对于 4x4 的地图,很容易得到结果,但是如果换成 8x8 的地图,很容易失败!就是因为地图太大,所以失败率太高,永远无法到达目标!第3种方法, sarsa , 后面再继续写。搜索范围越大,越容易失败。
·
起因, 目的:
先说失败的原因:
对于 4x4 的地图,很容易得到结果,但是如果换成 8x8 的地图,很容易失败!!!
就是因为地图太大,所以失败率太高,永远无法到达目标!!!
举个例子, 假设对于同一个苹果而言:
- 在一个抽屉里面找一个苹果
- 在一个房间里面找一个苹果
- 在一个学校里面找一个苹果
- 在一个城市里面找一个苹果.
搜索范围越大,越容易失败。
要求, 使用3种方法来解决这个问题:
- First-visit Monte Carlo control without exploring starts.
- SARSA with an ϵ-greedy behavior policy.
- 𝑄-learning with an ϵ-greedy behavior policy
过程:
1. 先理解一下环境,我觉得是最重要的一步。
g1.py
import gymnasium as gym # pip install gymnasium
# 参考视频:https://www.youtube.com/watch?v=ZhoIgo3qqLU&ab_channel=JohnnyCode
def run():
# map_name="4x4", 或是 4x4 8x8
# is_slippery=True, 会导致用户的选择,失效,路太滑了,比如,我想往右,却滑到左边了.
env = gym.make('FrozenLake-v1', map_name="10x10", is_slippery=False, render_mode="human")

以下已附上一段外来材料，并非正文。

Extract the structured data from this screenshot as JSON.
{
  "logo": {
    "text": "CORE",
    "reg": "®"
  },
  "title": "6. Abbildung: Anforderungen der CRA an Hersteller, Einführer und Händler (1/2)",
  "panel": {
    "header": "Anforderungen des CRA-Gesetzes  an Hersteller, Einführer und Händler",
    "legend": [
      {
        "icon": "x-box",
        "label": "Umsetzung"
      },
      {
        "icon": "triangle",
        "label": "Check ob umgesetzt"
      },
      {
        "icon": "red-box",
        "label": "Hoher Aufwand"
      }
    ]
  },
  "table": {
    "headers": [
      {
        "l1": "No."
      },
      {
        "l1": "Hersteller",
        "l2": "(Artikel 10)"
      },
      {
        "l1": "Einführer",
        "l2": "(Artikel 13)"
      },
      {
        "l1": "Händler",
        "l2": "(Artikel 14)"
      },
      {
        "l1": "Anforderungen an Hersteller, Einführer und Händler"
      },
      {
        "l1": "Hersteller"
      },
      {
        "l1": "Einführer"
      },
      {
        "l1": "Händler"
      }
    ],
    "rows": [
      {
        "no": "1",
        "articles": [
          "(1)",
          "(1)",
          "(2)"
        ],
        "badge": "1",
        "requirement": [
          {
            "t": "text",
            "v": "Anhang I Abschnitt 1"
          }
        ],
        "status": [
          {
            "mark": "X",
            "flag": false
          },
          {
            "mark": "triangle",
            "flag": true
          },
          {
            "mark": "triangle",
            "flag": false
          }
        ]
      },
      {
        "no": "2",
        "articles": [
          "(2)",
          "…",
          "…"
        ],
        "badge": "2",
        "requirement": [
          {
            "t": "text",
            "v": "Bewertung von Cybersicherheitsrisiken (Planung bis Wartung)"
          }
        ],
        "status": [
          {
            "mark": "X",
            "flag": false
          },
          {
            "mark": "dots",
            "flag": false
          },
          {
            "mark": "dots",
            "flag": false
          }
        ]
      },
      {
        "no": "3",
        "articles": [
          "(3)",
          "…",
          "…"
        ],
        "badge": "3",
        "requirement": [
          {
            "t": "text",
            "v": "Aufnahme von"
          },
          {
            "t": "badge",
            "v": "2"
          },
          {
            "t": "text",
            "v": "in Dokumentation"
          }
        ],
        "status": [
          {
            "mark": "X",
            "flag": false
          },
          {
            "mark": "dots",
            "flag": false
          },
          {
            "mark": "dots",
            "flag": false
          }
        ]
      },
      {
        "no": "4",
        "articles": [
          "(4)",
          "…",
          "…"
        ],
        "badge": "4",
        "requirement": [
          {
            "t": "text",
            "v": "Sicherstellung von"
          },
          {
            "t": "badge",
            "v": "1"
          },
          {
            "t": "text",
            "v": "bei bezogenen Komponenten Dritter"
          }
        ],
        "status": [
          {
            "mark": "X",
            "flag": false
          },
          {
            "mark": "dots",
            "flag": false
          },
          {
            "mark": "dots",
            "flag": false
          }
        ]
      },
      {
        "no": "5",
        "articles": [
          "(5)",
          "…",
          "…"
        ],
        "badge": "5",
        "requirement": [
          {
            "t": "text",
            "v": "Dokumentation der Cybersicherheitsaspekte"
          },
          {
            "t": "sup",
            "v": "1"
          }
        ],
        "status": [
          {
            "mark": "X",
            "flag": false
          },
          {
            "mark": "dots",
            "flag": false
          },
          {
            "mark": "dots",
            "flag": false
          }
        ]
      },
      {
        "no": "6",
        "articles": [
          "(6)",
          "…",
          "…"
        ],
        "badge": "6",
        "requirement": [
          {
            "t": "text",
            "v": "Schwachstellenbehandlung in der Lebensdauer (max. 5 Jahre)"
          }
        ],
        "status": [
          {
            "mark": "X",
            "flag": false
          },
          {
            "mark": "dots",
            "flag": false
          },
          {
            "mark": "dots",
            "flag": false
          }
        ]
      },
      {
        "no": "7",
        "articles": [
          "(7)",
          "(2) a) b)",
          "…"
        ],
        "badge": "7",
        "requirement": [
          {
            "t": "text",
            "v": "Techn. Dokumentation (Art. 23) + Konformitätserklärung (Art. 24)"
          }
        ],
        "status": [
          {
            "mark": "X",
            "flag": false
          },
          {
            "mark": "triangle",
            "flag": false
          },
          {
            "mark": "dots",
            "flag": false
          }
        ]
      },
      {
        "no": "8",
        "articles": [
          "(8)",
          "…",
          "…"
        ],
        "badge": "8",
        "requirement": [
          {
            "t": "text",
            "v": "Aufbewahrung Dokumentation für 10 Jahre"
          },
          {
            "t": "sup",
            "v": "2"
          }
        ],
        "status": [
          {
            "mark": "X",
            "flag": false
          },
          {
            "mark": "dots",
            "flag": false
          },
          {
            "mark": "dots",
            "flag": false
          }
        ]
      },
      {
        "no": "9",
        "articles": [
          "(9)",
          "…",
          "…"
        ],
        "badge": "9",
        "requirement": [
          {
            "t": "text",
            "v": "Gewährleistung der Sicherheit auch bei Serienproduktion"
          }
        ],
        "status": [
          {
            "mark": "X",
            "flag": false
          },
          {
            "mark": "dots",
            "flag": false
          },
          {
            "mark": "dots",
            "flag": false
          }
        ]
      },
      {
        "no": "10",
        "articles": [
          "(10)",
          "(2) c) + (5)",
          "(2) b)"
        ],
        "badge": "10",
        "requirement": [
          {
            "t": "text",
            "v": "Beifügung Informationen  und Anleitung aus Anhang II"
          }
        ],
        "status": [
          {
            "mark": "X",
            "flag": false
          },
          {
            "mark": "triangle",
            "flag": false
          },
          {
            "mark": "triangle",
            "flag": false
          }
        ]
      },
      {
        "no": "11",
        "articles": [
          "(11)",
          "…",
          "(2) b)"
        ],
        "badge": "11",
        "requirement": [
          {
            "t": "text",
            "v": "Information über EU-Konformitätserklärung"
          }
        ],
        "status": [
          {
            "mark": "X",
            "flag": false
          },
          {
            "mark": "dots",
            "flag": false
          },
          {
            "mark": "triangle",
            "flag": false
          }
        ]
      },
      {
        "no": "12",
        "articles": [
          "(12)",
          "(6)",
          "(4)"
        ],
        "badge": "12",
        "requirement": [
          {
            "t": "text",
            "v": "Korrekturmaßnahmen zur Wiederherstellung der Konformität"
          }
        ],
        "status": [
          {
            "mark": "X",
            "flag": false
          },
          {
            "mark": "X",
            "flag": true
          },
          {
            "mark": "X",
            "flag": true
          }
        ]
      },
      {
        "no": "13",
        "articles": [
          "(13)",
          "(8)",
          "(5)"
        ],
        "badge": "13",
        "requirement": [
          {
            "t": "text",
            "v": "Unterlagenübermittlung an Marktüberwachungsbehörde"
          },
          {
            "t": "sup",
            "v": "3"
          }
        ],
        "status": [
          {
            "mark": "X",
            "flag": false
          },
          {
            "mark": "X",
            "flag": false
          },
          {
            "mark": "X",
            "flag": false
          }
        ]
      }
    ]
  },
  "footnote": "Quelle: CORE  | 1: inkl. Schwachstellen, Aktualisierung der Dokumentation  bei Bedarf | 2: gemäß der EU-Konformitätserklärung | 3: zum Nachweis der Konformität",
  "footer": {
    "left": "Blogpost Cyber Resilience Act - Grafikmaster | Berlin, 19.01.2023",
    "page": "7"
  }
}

# Reset the environment to generate the first observation
# reset(), 作用是 returning an initial observation and info.
# 此时的 state 其实是数组的下标,从 0--63, 表示当前处于哪个格子。 等一下打印一下看看。
state = env.reset()[0]
terminated = False # terminated 掉进洞里, 或是到达目标了。

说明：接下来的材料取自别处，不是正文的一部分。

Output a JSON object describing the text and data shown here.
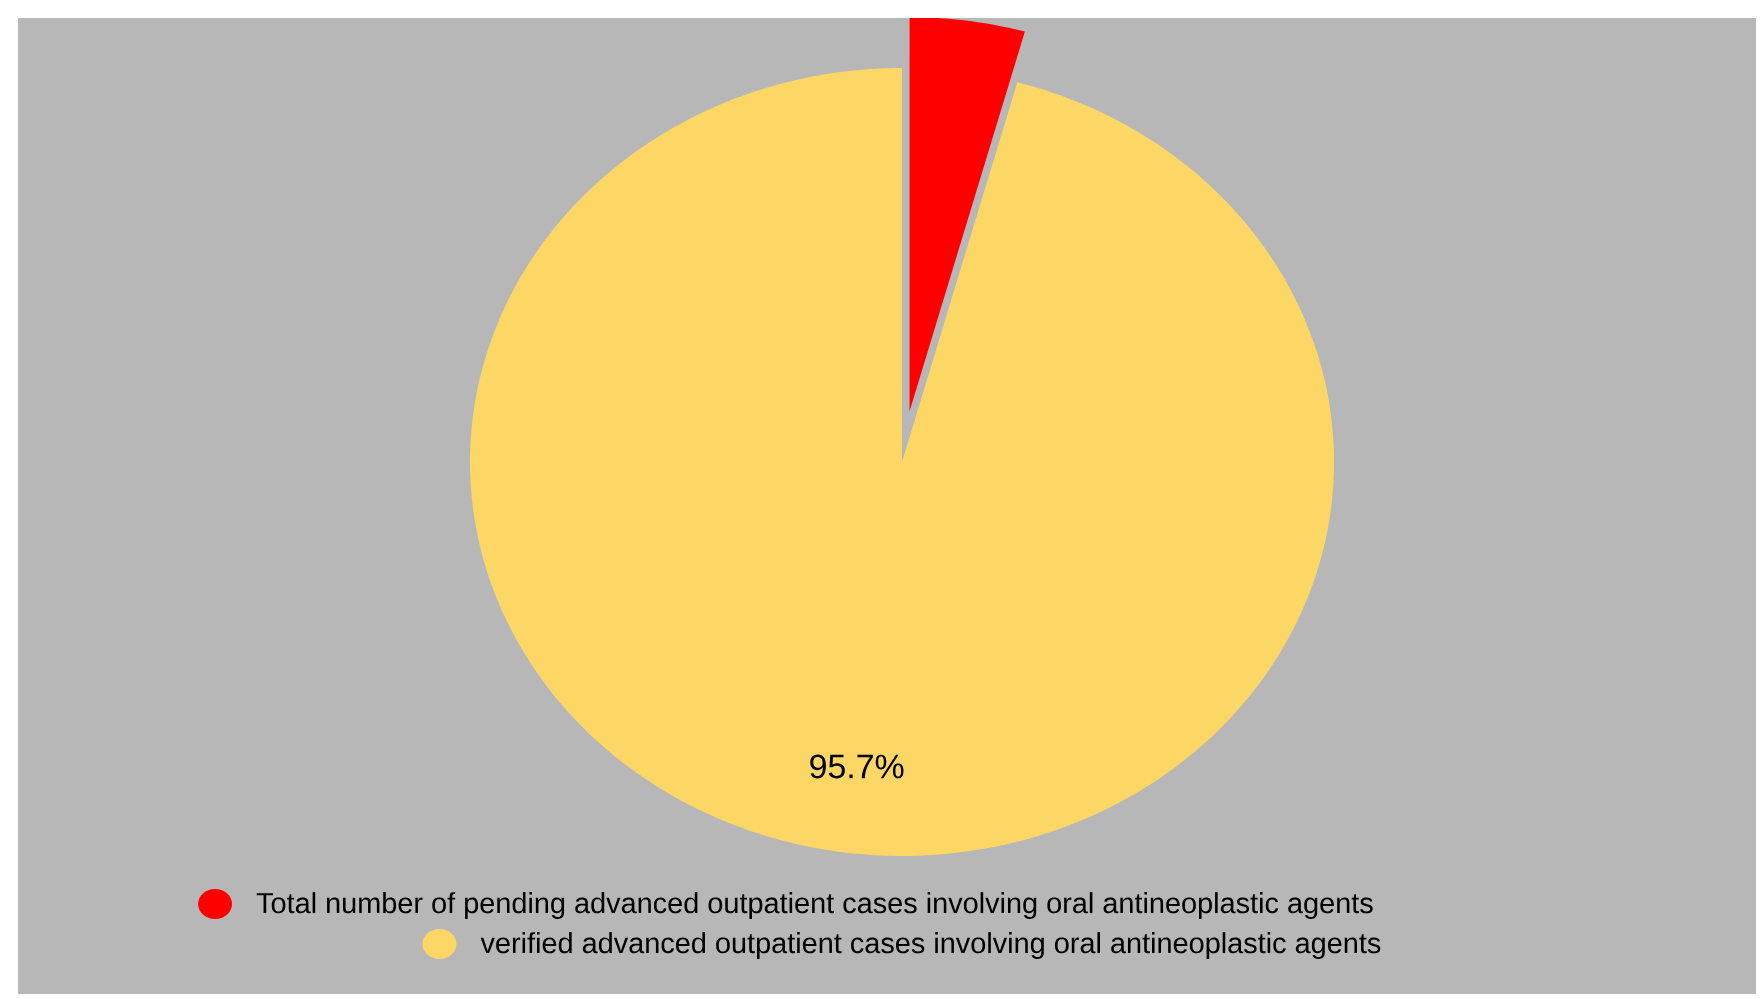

truncated = False # actions > 200, 成功了200次?
# for _ in range(1000):
score = 0
while not terminated and not truncated:
# this is where you would insert your policy
# action 0, 1, 2, 3, 移动方向,上下左右
action = env.action_space.sample()
# step (transition) through the environment with the action
# receiving the next observation, reward and if the episode has terminated or truncated
# observation 也被叫做是 new_state 新的状态
new_state, reward, terminated, truncated, info = env.step(action)
# print("action:", action, "new_state:", new_state, "reward:", reward, "terminated:", terminated, "truncated:", truncated, "info:", info)
print("action:", action, "new_state:", new_state, "reward:", reward, "score:", score)
# If the episode has ended then we can reset to start a new episode
# if terminated or truncated:
# observation, info = env.reset()
state = new_state
score += 1
env.close()
if __name__ == '__main__':
run()
2. 使用 q-table 来尝试解答
import gymnasium as gym
import numpy as np
import matplotlib.pyplot as plt
def run(episodes, img_name):
rng = np.random.default_rng(1) # 随机种子?
print(rng.random())
# env = gym.make('FrozenLake-v1', map_name="8x8", is_slippery=False, render_mode=None)
env = gym.make('FrozenLake-v1', map_name="4x4", is_slippery=False, render_mode=None)
# 初始化 q-table 64行 * 4 列
q = np.zeros((env.observation_space.n, env.action_space.n))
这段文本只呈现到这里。